60) Consider a fixed for fixed currency swap. The Dow Corporation is a U.S.-based multinational.
The Jones Corporation is a U.K.-based multinational. Dow wants to finance a £2 million
expansion in Great Britain. Jones wants to finance a $4 million expansion in the U.S. The spot
exchange rate is £1.00 = $2.00. Dow can borrow dollars at $10 percent and pounds sterling at 12
percent. Jones can borrow dollars at 9 percent and pounds sterling at 10 percent. Assuming that the
swap bank is willing to take on exchange rate risk, but the other counterparties are not, which of
the following swaps is mutually beneficial to each party and meets their financing needs?
A) Dow should borrow $4 million in dollars externally at $10 percent; pay £11¾ percent in pounds
to the swap bank on a notational principal of £2 million; receive $10 percent from the swap bank
on a notational principal of $4 million. Jones, borrows £2 million pounds externally at £10 percent;
pays $8¾ percent to the swap bank on a notational principal of $4 million and receives £10 percent
in pounds from the swap bank on a notational principal of £2 million.
B) Dow should borrow $4 million in dollars externally at $10 percent; pay £11½ percent in pounds
to the swap bank on a notational principal of £2 million; receive $10 percent from the swap bank
on a notational principal of $4 million. Jones, borrows £2 million pounds externally at £10 percent;
pays $8½ percent to the swap bank on a notational principal of $4 million and receives £10 percent
in pounds from the swap bank on a notational principal of £2 million.
C) Dow should borrow $4 million in dollars externally at $10 percent; pay £11 percent in pounds
to the swap bank on a notational principal of £2 million; receive $8 percent from the swap bank on
a notational principal of $4 million. Jones, borrows £2 million pounds externally at £10 percent;
pays $10 percent to the swap bank on a notational principal of $4 million and receives £11 percent
in pounds from the swap bank on a notational principal of £2 million.

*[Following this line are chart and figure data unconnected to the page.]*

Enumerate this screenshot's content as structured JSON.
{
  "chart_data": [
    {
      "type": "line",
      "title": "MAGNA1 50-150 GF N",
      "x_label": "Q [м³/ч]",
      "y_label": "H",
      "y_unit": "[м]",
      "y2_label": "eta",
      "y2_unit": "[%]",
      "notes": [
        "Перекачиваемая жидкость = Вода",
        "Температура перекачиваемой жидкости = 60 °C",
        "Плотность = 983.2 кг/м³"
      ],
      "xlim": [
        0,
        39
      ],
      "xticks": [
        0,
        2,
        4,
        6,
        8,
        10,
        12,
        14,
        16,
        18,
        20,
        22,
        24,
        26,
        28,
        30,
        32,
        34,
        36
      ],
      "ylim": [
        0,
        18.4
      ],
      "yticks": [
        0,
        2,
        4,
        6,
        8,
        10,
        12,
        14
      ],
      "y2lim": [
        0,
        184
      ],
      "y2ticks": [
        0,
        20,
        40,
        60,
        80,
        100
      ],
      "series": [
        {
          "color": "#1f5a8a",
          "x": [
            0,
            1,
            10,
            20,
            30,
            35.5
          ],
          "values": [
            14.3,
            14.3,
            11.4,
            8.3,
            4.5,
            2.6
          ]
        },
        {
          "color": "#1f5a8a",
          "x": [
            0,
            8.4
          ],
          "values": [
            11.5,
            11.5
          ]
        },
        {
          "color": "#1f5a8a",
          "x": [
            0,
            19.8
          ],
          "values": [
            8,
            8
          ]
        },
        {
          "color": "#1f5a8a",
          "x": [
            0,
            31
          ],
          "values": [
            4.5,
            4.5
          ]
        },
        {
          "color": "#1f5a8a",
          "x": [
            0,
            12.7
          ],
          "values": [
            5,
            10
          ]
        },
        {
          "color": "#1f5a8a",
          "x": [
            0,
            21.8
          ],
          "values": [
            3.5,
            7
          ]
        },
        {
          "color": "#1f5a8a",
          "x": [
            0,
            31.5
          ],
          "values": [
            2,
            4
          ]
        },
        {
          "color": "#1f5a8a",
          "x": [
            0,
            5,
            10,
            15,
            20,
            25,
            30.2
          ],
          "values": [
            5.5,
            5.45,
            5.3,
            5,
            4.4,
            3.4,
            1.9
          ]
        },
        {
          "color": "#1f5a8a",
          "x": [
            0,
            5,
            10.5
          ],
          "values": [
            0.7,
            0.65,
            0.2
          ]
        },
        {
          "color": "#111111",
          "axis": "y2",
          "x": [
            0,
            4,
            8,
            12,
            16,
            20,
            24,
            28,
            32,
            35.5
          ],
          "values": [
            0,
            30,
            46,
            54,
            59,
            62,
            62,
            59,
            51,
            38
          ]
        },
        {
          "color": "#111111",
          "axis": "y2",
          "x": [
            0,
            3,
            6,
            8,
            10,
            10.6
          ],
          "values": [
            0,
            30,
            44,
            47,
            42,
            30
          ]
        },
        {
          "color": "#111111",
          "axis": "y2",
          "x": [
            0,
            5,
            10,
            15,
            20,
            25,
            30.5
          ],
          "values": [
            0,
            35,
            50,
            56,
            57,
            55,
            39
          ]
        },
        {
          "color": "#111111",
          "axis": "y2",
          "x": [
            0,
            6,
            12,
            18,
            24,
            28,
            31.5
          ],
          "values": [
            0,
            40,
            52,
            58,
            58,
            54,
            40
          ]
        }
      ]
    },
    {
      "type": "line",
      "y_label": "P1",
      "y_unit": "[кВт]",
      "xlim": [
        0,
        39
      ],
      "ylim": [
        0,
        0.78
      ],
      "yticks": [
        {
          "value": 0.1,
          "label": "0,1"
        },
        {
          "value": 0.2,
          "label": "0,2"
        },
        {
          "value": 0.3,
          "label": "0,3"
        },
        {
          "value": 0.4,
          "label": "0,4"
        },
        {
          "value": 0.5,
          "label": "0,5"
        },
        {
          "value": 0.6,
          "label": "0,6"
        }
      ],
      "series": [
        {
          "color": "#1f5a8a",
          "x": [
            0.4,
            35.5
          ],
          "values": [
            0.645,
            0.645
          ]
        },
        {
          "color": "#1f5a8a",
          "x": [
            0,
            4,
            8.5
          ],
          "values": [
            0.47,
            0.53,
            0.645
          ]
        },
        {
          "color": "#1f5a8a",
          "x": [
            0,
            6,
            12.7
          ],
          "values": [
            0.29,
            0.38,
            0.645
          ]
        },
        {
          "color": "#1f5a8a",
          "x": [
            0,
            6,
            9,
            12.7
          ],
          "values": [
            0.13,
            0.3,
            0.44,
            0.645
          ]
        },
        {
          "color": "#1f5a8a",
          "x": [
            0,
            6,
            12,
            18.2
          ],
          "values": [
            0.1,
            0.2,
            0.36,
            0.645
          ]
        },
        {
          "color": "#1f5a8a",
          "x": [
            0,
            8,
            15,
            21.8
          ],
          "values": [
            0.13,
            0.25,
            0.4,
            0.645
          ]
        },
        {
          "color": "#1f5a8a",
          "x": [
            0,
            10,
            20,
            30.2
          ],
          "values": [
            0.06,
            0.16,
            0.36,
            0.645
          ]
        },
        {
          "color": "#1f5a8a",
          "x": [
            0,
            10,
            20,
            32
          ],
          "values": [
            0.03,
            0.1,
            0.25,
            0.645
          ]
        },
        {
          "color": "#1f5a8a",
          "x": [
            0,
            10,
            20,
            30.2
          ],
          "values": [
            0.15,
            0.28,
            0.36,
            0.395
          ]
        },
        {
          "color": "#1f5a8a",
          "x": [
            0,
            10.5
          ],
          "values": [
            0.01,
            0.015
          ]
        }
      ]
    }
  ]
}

D) There is no swap that is possible.
61) With regard to a swap bank acting as a dealer in swap transactions, interest rate risk refers to
A) the risk that arises from the situation in which the floating-rates of the two counterparties are
not pegged to the same index.
B) the risk that interest rates changing unfavorably before the swap bank can lay off to an opposing
counterparty on the other side of an interest rate swap entered into with the first counterparty.
C) the risk the swap bank faces from fluctuating exchange rates during the time it takes for the
bank to lay off a swap it undertakes with one counterparty with an opposing transaction.
D) the risk that a counterparty will default.